7 – Quando há um notório equilíbrio entre equipas que lutam pelo título, este acaba por decidir-se pelos pontos ganhos em jogos onde se anteviam dificuldades e os pontos perdidos onde era suposto ganhar-se. Sem querer dar nenhum ênfase especial a qualquer dos fatores que vou citar, considero que há 4 de relevância decisiva na atribuição dos pontos:

  1. Os erros (penalizadores ou de favorecimento) da arbitragem
  2. Os erros taticos ou estratégicos dos treinadores
  3. A atitude dos jogadores em campo em determinados jogos
  4. O fator sorte/azar, nomeadamente quando decididos nos últimos minutos de um jogo

Tendo em conta estes 4 fatores acho que o Porto terá perdido mal cerca de 14 pontos -  com o Guimarães, com o Benfica no Dragão, com o Boavista, com o Estoril, com o Marítimo, com o Nacional. Neste critério o Benfica terá perdido apenas 6 pontos (com o Rio Ave e com o Paços de Ferreira) em jogos que chegou a ter na mão.

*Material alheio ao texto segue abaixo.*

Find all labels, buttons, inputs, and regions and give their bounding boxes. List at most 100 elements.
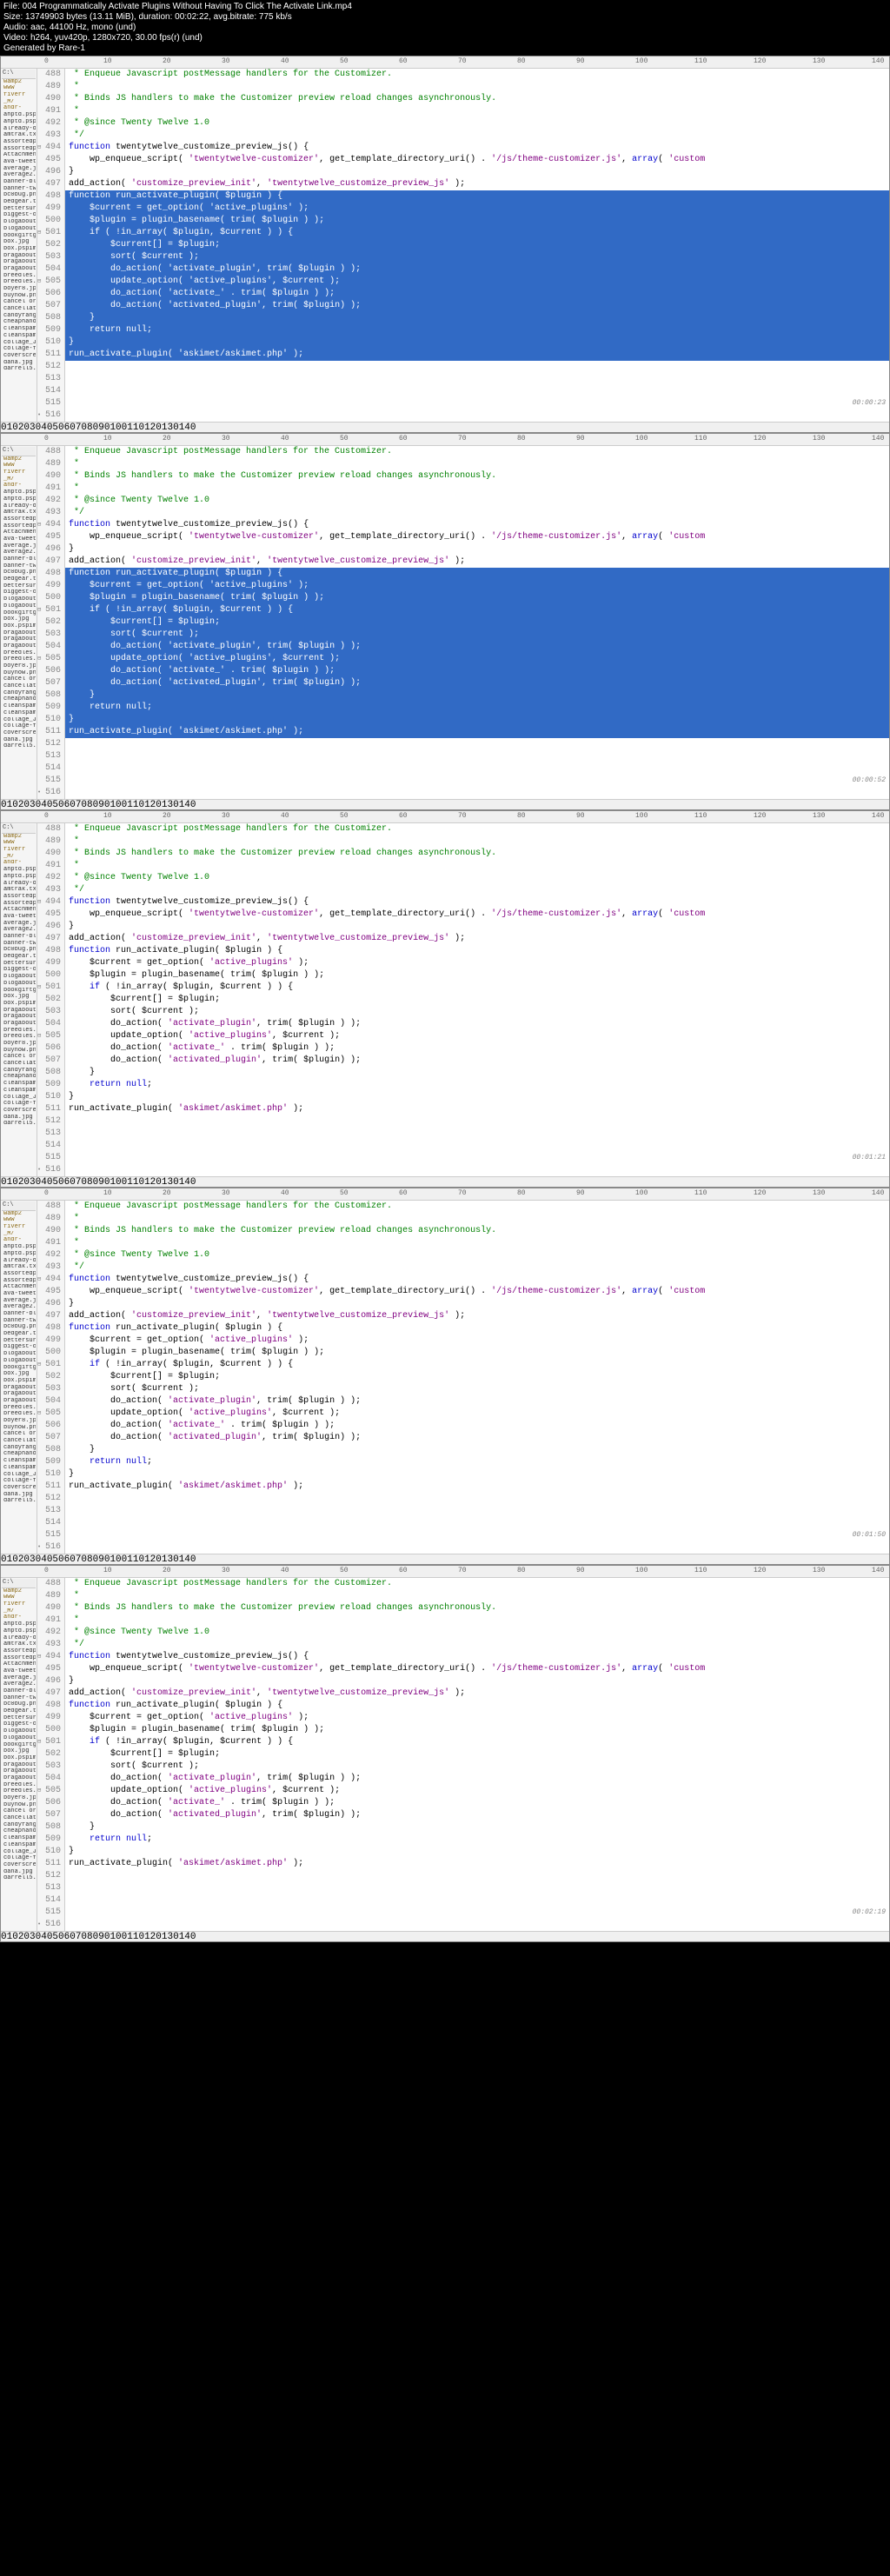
code-line[interactable]: do_action( 'activated_plugin', trim( $pl… bbox=[65, 677, 889, 689]
code-line[interactable]: function run_activate_plugin( $plugin ) … bbox=[65, 568, 889, 580]
sidebar-item[interactable]: breedles.ps bbox=[2, 656, 36, 663]
sidebar-item[interactable]: ahptd.psp bbox=[2, 1621, 36, 1628]
sidebar-item[interactable]: biggest-on bbox=[2, 967, 36, 974]
sidebar-item[interactable]: banner-twi bbox=[2, 1695, 36, 1702]
sidebar-item[interactable]: assortedpro bbox=[2, 146, 36, 153]
sidebar-item[interactable]: bedgear.txt bbox=[2, 576, 36, 583]
code-line[interactable]: function run_activate_plugin( $plugin ) … bbox=[65, 190, 889, 203]
sidebar-item[interactable]: banner-twi bbox=[2, 186, 36, 193]
sidebar-item[interactable]: bragaboutr bbox=[2, 1385, 36, 1392]
code-line[interactable]: * bbox=[65, 458, 889, 470]
code-line[interactable]: wp_enqueue_script( 'twentytwelve-customi… bbox=[65, 1663, 889, 1675]
sidebar-item[interactable]: candyfang. bbox=[2, 313, 36, 320]
code-line[interactable]: */ bbox=[65, 884, 889, 896]
sidebar-item[interactable]: box.jpg bbox=[2, 239, 36, 246]
code-line[interactable]: do_action( 'activate_' . trim( $plugin )… bbox=[65, 1042, 889, 1055]
code-line[interactable]: $current[] = $plugin; bbox=[65, 239, 889, 251]
code-line[interactable]: $plugin = plugin_basename( trim( $plugin… bbox=[65, 1347, 889, 1359]
code-line[interactable]: } bbox=[65, 312, 889, 324]
sidebar-item[interactable]: fiverr bbox=[2, 847, 36, 854]
sidebar-item[interactable]: average2.j bbox=[2, 549, 36, 556]
sidebar-item[interactable]: wamp2 bbox=[2, 834, 36, 841]
code-line[interactable]: $plugin = plugin_basename( trim( $plugin… bbox=[65, 1724, 889, 1736]
sidebar-item[interactable]: buynow.pn bbox=[2, 1802, 36, 1809]
sidebar-item[interactable]: blogabouty bbox=[2, 1735, 36, 1742]
sidebar-item[interactable]: biggest-on bbox=[2, 1721, 36, 1728]
sidebar-item[interactable]: banner-blo bbox=[2, 556, 36, 563]
sidebar-item[interactable]: fiverr bbox=[2, 92, 36, 99]
sidebar-item[interactable]: breedles.jp bbox=[2, 1782, 36, 1789]
code-line[interactable]: if ( !in_array( $plugin, $current ) ) { bbox=[65, 604, 889, 616]
sidebar-item[interactable]: ahptd.psp; bbox=[2, 496, 36, 503]
sidebar-item[interactable]: cancellatio bbox=[2, 1815, 36, 1822]
file-tree-sidebar[interactable]: C:\wamp2 www fiverr _M/ andr-ahptd.pspah… bbox=[1, 823, 37, 1176]
sidebar-item[interactable]: blogabouty bbox=[2, 1728, 36, 1735]
sidebar-item[interactable]: already-del bbox=[2, 1258, 36, 1265]
sidebar-item[interactable]: cheaphand bbox=[2, 1828, 36, 1835]
sidebar-item[interactable]: buynow.pn bbox=[2, 1425, 36, 1432]
sidebar-item[interactable]: banner-twi bbox=[2, 563, 36, 570]
sidebar-item[interactable]: dana.jpg bbox=[2, 1869, 36, 1876]
sidebar-item[interactable]: cheaphand bbox=[2, 696, 36, 703]
sidebar-tree[interactable]: wamp2 www fiverr _M/ andr-ahptd.pspahptd… bbox=[2, 1588, 36, 1882]
sidebar-item[interactable]: amtrak.txt bbox=[2, 1264, 36, 1271]
sidebar-item[interactable]: coverscreen bbox=[2, 730, 36, 737]
sidebar-item[interactable]: ahptd.psp; bbox=[2, 1628, 36, 1635]
sidebar-item[interactable]: assortedpro bbox=[2, 1271, 36, 1278]
sidebar-item[interactable]: box.jpg bbox=[2, 1371, 36, 1378]
sidebar-item[interactable]: average.jp bbox=[2, 166, 36, 173]
sidebar-item[interactable]: cleanspamc bbox=[2, 1081, 36, 1088]
sidebar-item[interactable]: darrell5.jpg bbox=[2, 1875, 36, 1882]
code-line[interactable]: do_action( 'activated_plugin', trim( $pl… bbox=[65, 1432, 889, 1444]
sidebar-item[interactable]: bragaboutr bbox=[2, 266, 36, 273]
code-line[interactable]: if ( !in_array( $plugin, $current ) ) { bbox=[65, 982, 889, 994]
sidebar-item[interactable]: box.pspima bbox=[2, 1378, 36, 1385]
sidebar-item[interactable]: andr- bbox=[2, 1614, 36, 1621]
sidebar-item[interactable]: banner-twi bbox=[2, 941, 36, 948]
code-line[interactable]: run_activate_plugin( 'askimet/askimet.ph… bbox=[65, 349, 889, 361]
code-line[interactable]: $plugin = plugin_basename( trim( $plugin… bbox=[65, 592, 889, 604]
sidebar-item[interactable]: ahptd.psp bbox=[2, 489, 36, 496]
code-line[interactable]: $current = get_option( 'active_plugins' … bbox=[65, 1335, 889, 1347]
sidebar-item[interactable]: bookgiftgu bbox=[2, 233, 36, 240]
code-line[interactable]: wp_enqueue_script( 'twentytwelve-customi… bbox=[65, 909, 889, 921]
sidebar-item[interactable]: assortedpro bbox=[2, 901, 36, 908]
sidebar-item[interactable]: ava-tweet- bbox=[2, 1668, 36, 1675]
sidebar-item[interactable]: boyer8.jpg bbox=[2, 663, 36, 670]
sidebar-item[interactable]: ahptd.psp bbox=[2, 112, 36, 119]
code-line[interactable]: * bbox=[65, 81, 889, 93]
sidebar-item[interactable]: bc0bug.png bbox=[2, 569, 36, 576]
code-line[interactable]: run_activate_plugin( 'askimet/askimet.ph… bbox=[65, 726, 889, 738]
code-line[interactable]: * bbox=[65, 1614, 889, 1627]
sidebar-item[interactable]: candyfang. bbox=[2, 1445, 36, 1452]
sidebar-item[interactable]: bookgiftgu bbox=[2, 988, 36, 995]
sidebar-item[interactable]: assortedpro bbox=[2, 894, 36, 901]
code-line[interactable]: $current = get_option( 'active_plugins' … bbox=[65, 203, 889, 215]
sidebar-item[interactable]: collage-fat bbox=[2, 1855, 36, 1862]
code-line[interactable]: * Binds JS handlers to make the Customiz… bbox=[65, 93, 889, 105]
code-line[interactable]: $plugin = plugin_basename( trim( $plugin… bbox=[65, 969, 889, 982]
code-line[interactable]: * Binds JS handlers to make the Customiz… bbox=[65, 1225, 889, 1237]
sidebar-drive-header[interactable]: C:\ bbox=[2, 1579, 36, 1588]
sidebar-item[interactable]: bragaboutr bbox=[2, 1398, 36, 1405]
code-line[interactable]: * Binds JS handlers to make the Customiz… bbox=[65, 848, 889, 860]
sidebar-item[interactable]: breedles.ps bbox=[2, 1034, 36, 1041]
sidebar-item[interactable]: assortedpro bbox=[2, 523, 36, 530]
sidebar-item[interactable]: bragaboutr bbox=[2, 643, 36, 650]
sidebar-item[interactable]: assortedpro bbox=[2, 139, 36, 146]
sidebar-item[interactable]: _M/ bbox=[2, 1231, 36, 1238]
sidebar-drive-header[interactable]: C:\ bbox=[2, 824, 36, 834]
sidebar-item[interactable]: wamp2 bbox=[2, 456, 36, 463]
sidebar-item[interactable]: amtrak.txt bbox=[2, 1641, 36, 1648]
sidebar-item[interactable]: cleanspamc bbox=[2, 326, 36, 333]
code-line[interactable]: do_action( 'activated_plugin', trim( $pl… bbox=[65, 1055, 889, 1067]
code-line[interactable]: update_option( 'active_plugins', $curren… bbox=[65, 276, 889, 288]
sidebar-item[interactable]: Attachmen bbox=[2, 1661, 36, 1668]
code-line[interactable]: */ bbox=[65, 1261, 889, 1274]
sidebar-item[interactable]: blogabouty bbox=[2, 1351, 36, 1358]
code-line[interactable]: add_action( 'customize_preview_init', 't… bbox=[65, 933, 889, 945]
sidebar-item[interactable]: cancel orde bbox=[2, 1808, 36, 1815]
sidebar-item[interactable]: blogabouty bbox=[2, 603, 36, 610]
sidebar-item[interactable]: coverscreen bbox=[2, 1485, 36, 1492]
sidebar-item[interactable]: www bbox=[2, 85, 36, 92]
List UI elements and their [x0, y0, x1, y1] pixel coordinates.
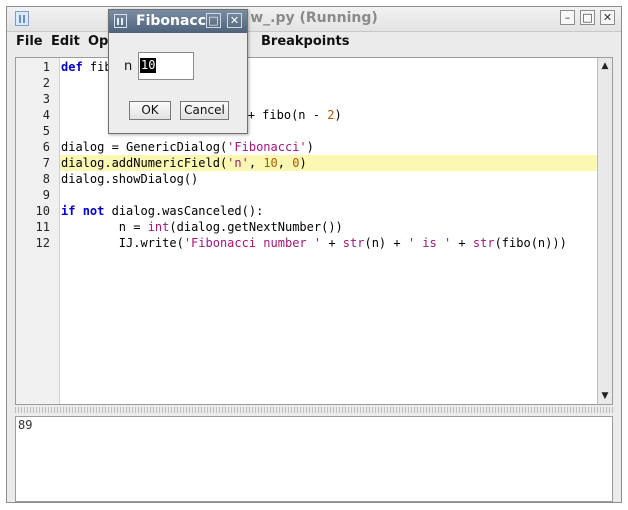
close-button[interactable]: ✕	[600, 10, 615, 25]
code-token: (fibo(n)))	[494, 236, 567, 250]
line-number: 4	[42, 108, 50, 122]
code-token: ' is '	[407, 236, 452, 250]
code-line-current[interactable]: dialog.addNumericField('n', 10, 0)	[60, 155, 597, 171]
code-token: int	[147, 220, 170, 234]
code-token: dialog.showDialog()	[61, 172, 199, 186]
code-token: def	[61, 60, 83, 74]
numeric-field-n[interactable]: 10	[138, 52, 194, 80]
code-token: not	[82, 204, 105, 218]
code-token: 'Fibonacci number '	[183, 236, 322, 250]
cancel-button[interactable]: Cancel	[180, 101, 229, 120]
fibonacci-dialog: Fibonacci □ ✕ n 10 OK Cancel	[108, 9, 248, 134]
code-token: + fibo(n -	[247, 108, 328, 122]
code-token: )	[299, 156, 307, 170]
imagej-dialog-icon	[114, 14, 127, 28]
code-token: if	[61, 204, 76, 218]
line-number: 8	[42, 172, 50, 186]
code-token: str	[472, 236, 495, 250]
code-editor[interactable]: 1 2 3 4 5 6 7 8 9 10 11 12 def fib + fibo(n - 2) dial…	[15, 57, 613, 405]
code-token: +	[321, 236, 343, 250]
code-token: dialog.addNumericField(	[61, 156, 228, 170]
scroll-up-icon[interactable]: ▲	[599, 60, 611, 72]
dialog-maximize-button[interactable]: □	[206, 13, 221, 28]
line-number: 7	[42, 156, 50, 170]
menu-file[interactable]: File	[16, 34, 43, 49]
minimize-button[interactable]: –	[560, 10, 575, 25]
code-line[interactable]	[60, 187, 597, 203]
line-number-gutter: 1 2 3 4 5 6 7 8 9 10 11 12	[16, 58, 60, 404]
vertical-scrollbar[interactable]: ▲ ▼	[597, 58, 612, 404]
line-number: 10	[35, 204, 50, 218]
line-number: 6	[42, 140, 50, 154]
code-token: )	[306, 140, 314, 154]
menu-bar: File Edit Opt Breakpoints	[7, 32, 621, 52]
maximize-button[interactable]: □	[580, 10, 595, 25]
console-text: 89	[18, 418, 33, 432]
menu-edit[interactable]: Edit	[51, 34, 80, 49]
scroll-down-icon[interactable]: ▼	[599, 390, 611, 402]
dialog-title-bar[interactable]: Fibonacci □ ✕	[109, 10, 247, 33]
code-token: IJ.write(	[61, 236, 184, 250]
ok-button[interactable]: OK	[129, 101, 171, 120]
line-number: 12	[35, 236, 50, 250]
line-number: 5	[42, 124, 50, 138]
code-line[interactable]: dialog.showDialog()	[60, 171, 597, 187]
code-line[interactable]: dialog = GenericDialog('Fibonacci')	[60, 139, 597, 155]
code-line[interactable]: n = int(dialog.getNextNumber())	[60, 219, 597, 235]
window-title: w_.py (Running)	[250, 10, 378, 26]
code-token: ,	[277, 156, 293, 170]
line-number: 2	[42, 76, 50, 90]
line-number: 9	[42, 188, 50, 202]
numeric-field-value: 10	[140, 58, 157, 73]
line-number: 1	[42, 60, 50, 74]
code-token: dialog = GenericDialog(	[61, 140, 228, 154]
code-token: (n) +	[364, 236, 408, 250]
dialog-close-button[interactable]: ✕	[227, 13, 242, 28]
pane-splitter[interactable]	[15, 407, 613, 413]
code-token: 10	[263, 156, 278, 170]
main-window: w_.py (Running) – □ ✕ File Edit Opt Brea…	[6, 6, 622, 503]
dialog-title: Fibonacci	[136, 13, 207, 29]
console-output[interactable]: 89	[15, 416, 613, 502]
code-token: +	[451, 236, 473, 250]
code-line[interactable]: if not dialog.wasCanceled():	[60, 203, 597, 219]
title-bar[interactable]: w_.py (Running) – □ ✕	[7, 7, 621, 32]
code-token: str	[342, 236, 365, 250]
menu-breakpoints[interactable]: Breakpoints	[261, 34, 349, 49]
field-label-n: n	[124, 59, 133, 74]
code-token: (dialog.getNextNumber())	[169, 220, 343, 234]
code-token: dialog.wasCanceled():	[104, 204, 264, 218]
code-token: ,	[248, 156, 264, 170]
code-token: )	[334, 108, 342, 122]
line-number: 3	[42, 92, 50, 106]
code-token: 'Fibonacci'	[227, 140, 307, 154]
code-line[interactable]: IJ.write('Fibonacci number ' + str(n) + …	[60, 235, 597, 251]
line-number: 11	[35, 220, 50, 234]
code-token: n =	[61, 220, 148, 234]
code-token: 'n'	[227, 156, 249, 170]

Já quanto a pontos ganhos de forma inesperada ou com favorecimento (do árbitro ou da sorte) o Porto terá beneficiado apenas nos jogos de Penafiel e Estoril, enquanto o Benfica soma uma mão cheia, nos jogos com o Porto e Sporting, Rio Ave e Gil Vicente na Luz e com o Moreirense.

Foi aqui que se decidiu o campeonato e aqui o Porto perdeu em toda a linha. Nestes 4 fatores decisivos e em jogos cruciais o Benfica levou claramente a melhor sobre o Porto. E se o Benfica acabar sendo campeão apenas com 3 pontos de avanço isso significa que o Porto bem poderia ter trocado as voltas ao destino. Mas a vida é assim. Para o ano há mais.